TREN.BISNISMARKET.COM - Otoritas Jasa Keuangan (OJK) baru-baru ini mempublikasikan perkembangan kinerja sektor penjaminan di Indonesia hingga kuartal pertama tahun 2026. Data menunjukkan adanya perbaikan signifikan pada Nilai Imbal Jasa Penjaminan (IJP) yang berhasil diraih oleh perusahaan penjaminan pada bulan Maret 2026.

Perbaikan ini terlihat meskipun secara keseluruhan, angka IJP pada periode tersebut masih mencatatkan kontraksi jika dibandingkan dengan periode yang sama tahun sebelumnya. Perbaikan tren ini menjadi sorotan positif dalam perkembangan sektor keuangan non-bank.

Secara spesifik, perolehan IJP yang tercatat pada Maret 2026 mencapai angka Rp 1,99 triliun. Angka ini merepresentasikan kontraksi sebesar 4,78 persen secara tahunan atau Year on Year (YoY).

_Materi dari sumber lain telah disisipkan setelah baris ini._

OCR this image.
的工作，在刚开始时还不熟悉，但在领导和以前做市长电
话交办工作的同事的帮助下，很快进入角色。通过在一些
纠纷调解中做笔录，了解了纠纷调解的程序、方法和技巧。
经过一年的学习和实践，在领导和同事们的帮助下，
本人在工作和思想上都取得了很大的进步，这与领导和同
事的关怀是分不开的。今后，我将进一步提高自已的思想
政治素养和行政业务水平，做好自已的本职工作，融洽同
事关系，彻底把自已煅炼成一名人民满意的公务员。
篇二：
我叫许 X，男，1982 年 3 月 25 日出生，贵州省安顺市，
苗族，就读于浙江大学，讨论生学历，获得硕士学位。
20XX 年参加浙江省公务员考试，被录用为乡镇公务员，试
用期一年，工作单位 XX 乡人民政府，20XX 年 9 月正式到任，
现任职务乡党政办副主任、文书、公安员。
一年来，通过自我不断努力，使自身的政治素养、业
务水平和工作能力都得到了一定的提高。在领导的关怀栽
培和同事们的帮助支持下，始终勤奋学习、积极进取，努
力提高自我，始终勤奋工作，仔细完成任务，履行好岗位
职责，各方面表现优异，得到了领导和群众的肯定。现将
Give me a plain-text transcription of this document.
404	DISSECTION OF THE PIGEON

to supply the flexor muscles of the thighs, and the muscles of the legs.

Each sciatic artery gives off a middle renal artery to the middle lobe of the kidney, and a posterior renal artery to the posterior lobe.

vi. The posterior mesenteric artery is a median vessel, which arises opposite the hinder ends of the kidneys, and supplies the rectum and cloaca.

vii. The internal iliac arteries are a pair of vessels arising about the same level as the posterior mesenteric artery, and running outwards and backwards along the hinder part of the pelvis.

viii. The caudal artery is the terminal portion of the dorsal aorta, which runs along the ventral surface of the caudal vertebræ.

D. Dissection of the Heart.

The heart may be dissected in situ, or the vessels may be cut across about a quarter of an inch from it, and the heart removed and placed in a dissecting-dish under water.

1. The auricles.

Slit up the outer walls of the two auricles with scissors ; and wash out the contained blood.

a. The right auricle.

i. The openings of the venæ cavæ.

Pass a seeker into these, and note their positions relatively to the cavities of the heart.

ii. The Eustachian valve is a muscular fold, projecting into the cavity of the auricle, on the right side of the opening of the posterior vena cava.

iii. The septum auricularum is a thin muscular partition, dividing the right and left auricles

Angka kontraksi tersebut menunjukkan adanya pemulihan jika dibandingkan dengan kondisi pada bulan sebelumnya. Sebelumnya, sektor penjaminan sempat terkontraksi lebih dalam, yaitu mencapai 6,59 persen secara YoY.

Asosiasi Perusahaan Penjaminan Indonesia (Asippindo) turut mengidentifikasi faktor-faktor kunci yang mendorong peningkatan performa IJP tersebut. Faktor utama yang disorot adalah pergerakan kembali dalam penyaluran program Kredit Usaha Rakyat (KUR).

Sekretaris Jenderal Asippindo, Agus Supriadi, menjelaskan bahwa ada beberapa elemen yang memengaruhi perbaikan ini. Ia menyatakan bahwa "Ditambah, kontribusi penjaminan non-KUR meningkat, serta efek basis perbandingan atau base effect," Kamis (21/5/2026).

Melihat ke depan, prospek pemulihan kinerja IJP dinilai masih terbuka, meskipun ruang untuk pertumbuhan besar cenderung terbatas. Proyeksi pertumbuhan positif sangat bergantung pada keberhasilan program penyaluran kredit pemerintah.

Agus Supriadi memproyeksikan bahwa IJP dapat mencapai pertumbuhan positif antara 1 persen hingga 3 persen secara YoY pada Semester II-2026. Hal ini diproyeksikan terjadi apabila target penyaluran KUR yang ditetapkan untuk tahun tersebut dapat terpenuhi oleh para penyalur.

Namun, Agus Supriadi juga memberikan catatan penting mengenai skenario alternatif. Ia mengingatkan bahwa "Jika penyaluran melambat, kontraksi bisa tetap sekitar 2%," ucap Agus.